Electrospun graphitic carbon nanofibers with in-situ encapsulated Co–Ni nanoparticles as freestanding electrodes for Li–O2 batteries

• Published in: Carbon (New York) Vol. 100; pp. 329 - 336
• Main Authors: Huang, Jiaqiang, Zhang, Biao, Xie, Yu Yang, Lye, Wilson Wei King, Xu, Zheng-Long, Abouali, Sara, Akbari Garakani, Mohammad, Huang, Jian-Qiu, Zhang, Tong-Yi, Huang, Baoling, Kim, Jang-Kyo
• Format: Journal Article
• Language: English
• Published: Elsevier Ltd 01.04.2016
• ISSN: 0008-6223; 1873-3891
• DOI: 10.1016/j.carbon.2016.01.012

Binder-free, graphitic, hierarchically porous carbon nanofiber (CNF) electrodes with in-situ encapsulated Co–Ni catalysts are synthesized with electrospinning as an efficient oxygen electrode for Li–O2 batteries (LOBs). The inherently interconnected, graphitic network makes it unnecessary to include binders and carbon additives, therefore eliminating the possible side reactions from binder and facilitating the ion and electrical transport in the electrodes.
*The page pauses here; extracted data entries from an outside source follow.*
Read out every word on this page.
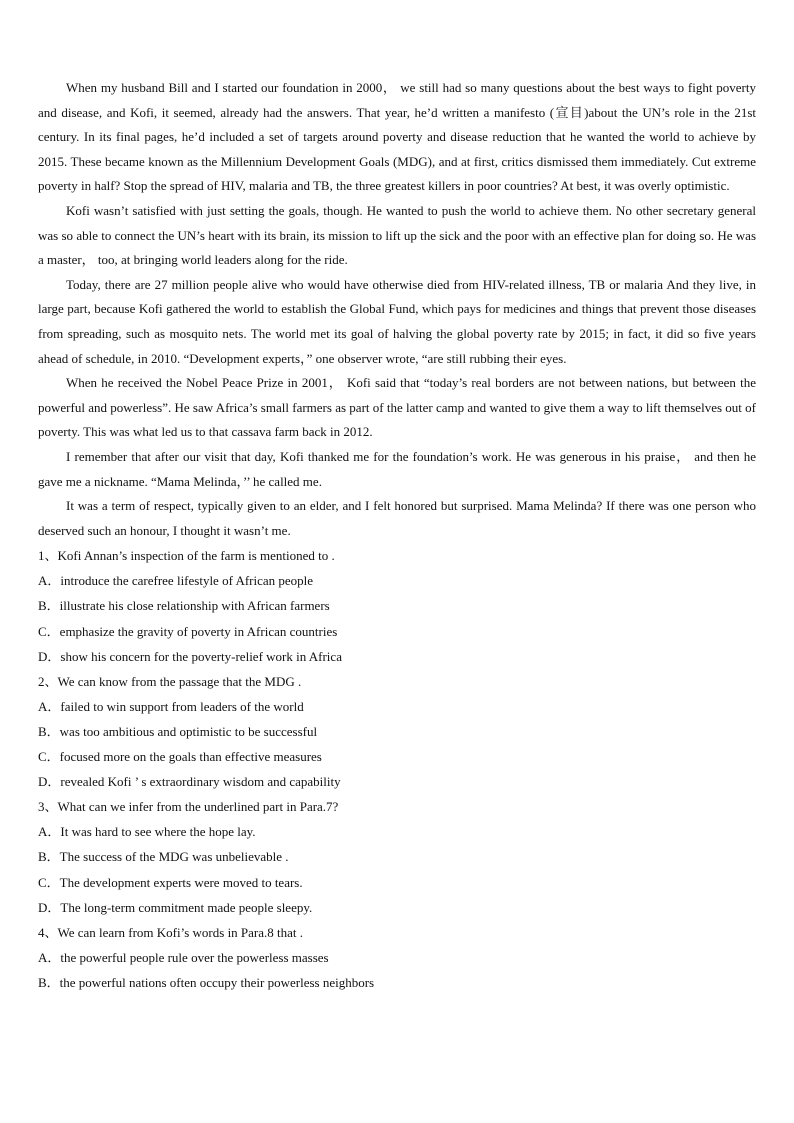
When my husband Bill and I started our foundation in 2000， we still had so many questions about the best ways to fight poverty and disease, and Kofi, it seemed, already had the answers. That year, he’d written a manifesto (宣目)about the UN’s role in the 21st century. In its final pages, he’d included a set of targets around poverty and disease reduction that he wanted the world to achieve by 2015. These became known as the Millennium Development Goals (MDG), and at first, critics dismissed them immediately. Cut extreme poverty in half? Stop the spread of HIV, malaria and TB, the three greatest killers in poor countries? At best, it was overly optimistic.

Kofi wasn’t satisfied with just setting the goals, though. He wanted to push the world to achieve them. No other secretary general was so able to connect the UN’s heart with its brain, its mission to lift up the sick and the poor with an effective plan for doing so. He was a master， too, at bringing world leaders along for the ride.

Today, there are 27 million people alive who would have otherwise died from HIV-related illness, TB or malaria And they live, in large part, because Kofi gathered the world to establish the Global Fund, which pays for medicines and things that prevent those diseases from spreading, such as mosquito nets. The world met its goal of halving the global poverty rate by 2015; in fact, it did so five years ahead of schedule, in 2010. “Development experts，” one observer wrote, “are still rubbing their eyes.

When he received the Nobel Peace Prize in 2001， Kofi said that “today’s real borders are not between nations, but between the powerful and powerless”. He saw Africa’s small farmers as part of the latter camp and wanted to give them a way to lift themselves out of poverty. This was what led us to that cassava farm back in 2012.

I remember that after our visit that day, Kofi thanked me for the foundation’s work. He was generous in his praise， and then he gave me a nickname. “Mama Melinda，’’ he called me.

It was a term of respect, typically given to an elder, and I felt honored but surprised. Mama Melinda? If there was one person who deserved such an honour, I thought it wasn’t me.

1、Kofi Annan’s inspection of the farm is mentioned to .

A．introduce the carefree lifestyle of African people

B．illustrate his close relationship with African farmers

C．emphasize the gravity of poverty in African countries

D．show his concern for the poverty-relief work in Africa

2、We can know from the passage that the MDG .

A．failed to win support from leaders of the world

B．was too ambitious and optimistic to be successful

C．focused more on the goals than effective measures

D．revealed Kofi ’ s extraordinary wisdom and capability

3、What can we infer from the underlined part in Para.7?

A．It was hard to see where the hope lay.

B．The success of the MDG was unbelievable .

C．The development experts were moved to tears.

D．The long-term commitment made people sleepy.

4、We can learn from Kofi’s words in Para.8 that .

A．the powerful people rule over the powerless masses

B．the powerful nations often occupy their powerless neighbors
The in-situ encapsulation of Co–Ni nanoparticles facilitates uniform dispersion of catalysts and prevents the catalyst aggregation after cycles. The resulting Co–Ni/CNF composite electrodes deliver competitive electrochemical performance of 8635 mAh gc−1 at a current density of 200 mA gc−1, and sustain 60 cycles with an upper-limit capacity of 1000 mAh gc−1. The strategy developed here provides insightful perspectives in designing carbon/metal hybrid electrodes for LOBs.